In a 2012 study, Cook and a colleague argued that the 1991 tax saved more than 6,000 lives in the first year it was imposed. Another 2012 study found that a hypothetical tax increase would mostly have the greatest economic effect on the heaviest drinkers, and would result in an 11.4 percent reduction in heavy drinking and a 9.2 percent reduction in drinking overall.
The University of Alabama is well aware of the consequences of drinking by under-aged students, yet it has allowed alcohol to be consumed on campus with very little enforcement of the law that prohibits such activity. And the University seems hamstrung when it comes to preventing under aged off campus drinking.

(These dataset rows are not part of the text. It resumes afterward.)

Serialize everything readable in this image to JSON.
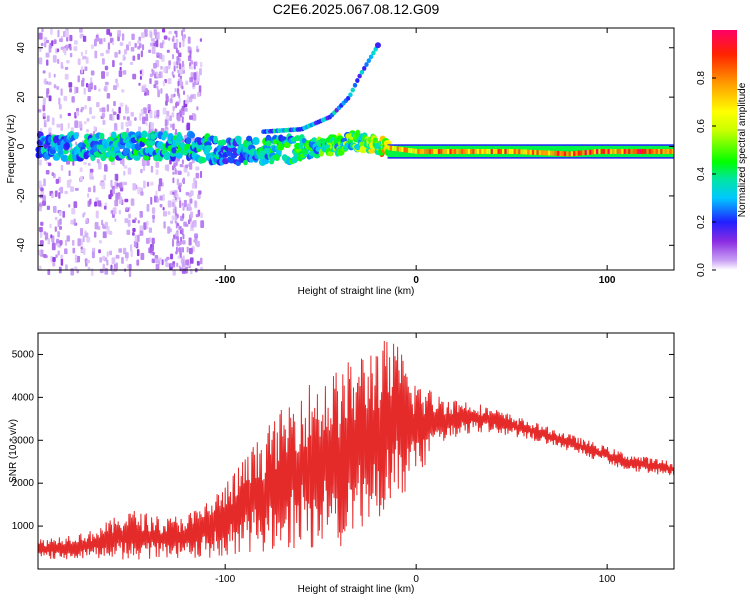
{
  "title": "C2E6.2025.067.08.12.G09",
  "chart_data": [
    {
      "type": "heatmap",
      "xlabel": "Height of straight line (km)",
      "ylabel": "Frequency (Hz)",
      "xlim": [
        -198,
        135
      ],
      "ylim": [
        -50,
        48
      ],
      "xticks": [
        -100,
        0,
        100
      ],
      "yticks": [
        -40,
        -20,
        0,
        20,
        40
      ],
      "colorbar": {
        "label": "Normalized spectral amplitude",
        "range": [
          0,
          1
        ],
        "ticks": [
          "0.0",
          "0.2",
          "0.4",
          "0.6",
          "0.8"
        ],
        "tick_values": [
          0.0,
          0.2,
          0.4,
          0.6,
          0.8
        ]
      },
      "main_band": [
        {
          "x": -198,
          "freq": 0,
          "amp": 0.35
        },
        {
          "x": -150,
          "freq": 0,
          "amp": 0.4
        },
        {
          "x": -120,
          "freq": 0,
          "amp": 0.4
        },
        {
          "x": -100,
          "freq": -2,
          "amp": 0.35
        },
        {
          "x": -60,
          "freq": -1,
          "amp": 0.45
        },
        {
          "x": -30,
          "freq": 2,
          "amp": 0.55
        },
        {
          "x": -20,
          "freq": 0,
          "amp": 0.75
        },
        {
          "x": 0,
          "freq": -2,
          "amp": 0.85
        },
        {
          "x": 50,
          "freq": -2,
          "amp": 0.9
        },
        {
          "x": 80,
          "freq": -3,
          "amp": 0.95
        },
        {
          "x": 95,
          "freq": -2,
          "amp": 0.95
        },
        {
          "x": 135,
          "freq": -2,
          "amp": 0.98
        }
      ],
      "rising_branch": [
        {
          "x": -80,
          "freq": 6
        },
        {
          "x": -60,
          "freq": 7
        },
        {
          "x": -45,
          "freq": 12
        },
        {
          "x": -35,
          "freq": 20
        },
        {
          "x": -30,
          "freq": 28
        },
        {
          "x": -20,
          "freq": 41
        }
      ]
    },
    {
      "type": "line",
      "xlabel": "Height of straight line (km)",
      "ylabel": "SNR (10 * v/v)",
      "xlim": [
        -198,
        135
      ],
      "ylim": [
        0,
        5500
      ],
      "xticks": [
        -100,
        0,
        100
      ],
      "yticks": [
        1000,
        2000,
        3000,
        4000,
        5000
      ],
      "series": [
        {
          "color": "#e52a2a",
          "envelope": [
            {
              "x": -198,
              "low": 200,
              "high": 700
            },
            {
              "x": -170,
              "low": 250,
              "high": 900
            },
            {
              "x": -150,
              "low": 200,
              "high": 1400
            },
            {
              "x": -130,
              "low": 200,
              "high": 1200
            },
            {
              "x": -115,
              "low": 200,
              "high": 1400
            },
            {
              "x": -100,
              "low": 300,
              "high": 2000
            },
            {
              "x": -80,
              "low": 400,
              "high": 3200
            },
            {
              "x": -60,
              "low": 500,
              "high": 4300
            },
            {
              "x": -40,
              "low": 500,
              "high": 4700
            },
            {
              "x": -20,
              "low": 1100,
              "high": 5400
            },
            {
              "x": -10,
              "low": 1500,
              "high": 5300
            },
            {
              "x": 0,
              "low": 2000,
              "high": 4500
            },
            {
              "x": 10,
              "low": 2800,
              "high": 4100
            },
            {
              "x": 30,
              "low": 3200,
              "high": 3900
            },
            {
              "x": 50,
              "low": 3100,
              "high": 3600
            },
            {
              "x": 70,
              "low": 2900,
              "high": 3300
            },
            {
              "x": 90,
              "low": 2600,
              "high": 3000
            },
            {
              "x": 110,
              "low": 2300,
              "high": 2700
            },
            {
              "x": 135,
              "low": 2150,
              "high": 2500
            }
          ]
        }
      ]
    }
  ]
}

In 2013 University of Alabama student Natalie Baine lost her life while returning to campus from a football game in an accident that was fueled by drinking. More recently in 2015 a chain of events, which started when University honors student Megan Rondini was a patron of Innisfree Irish Pub, led to her suicide. Her family filed a lawsuit against the University of Alabama.
The University of Alabama has branded itself as The Capstone of Higher Education:
The University of Alabama, the state’s oldest and largest public institution of higher education, is a student-centered research university that draws the best and brightest to an academic community committed to providing a premier undergraduate and graduate education. UA is dedicated to achieving excellence in scholarship, collaboration and intellectual engagement; providing public outreach and service to the state of Alabama and the nation; and nurturing a campus environment that fosters collegiality, respect and inclusivity.
The University of Alabama should emphasize the dangers of alcohol consumption by undergraduate students to help achieve a safe and healthy campus environment. It could do so by enforcing its own policy on campus alcohol consumption and under aged student drinking. Then it truly might be considered a capstone of higher education.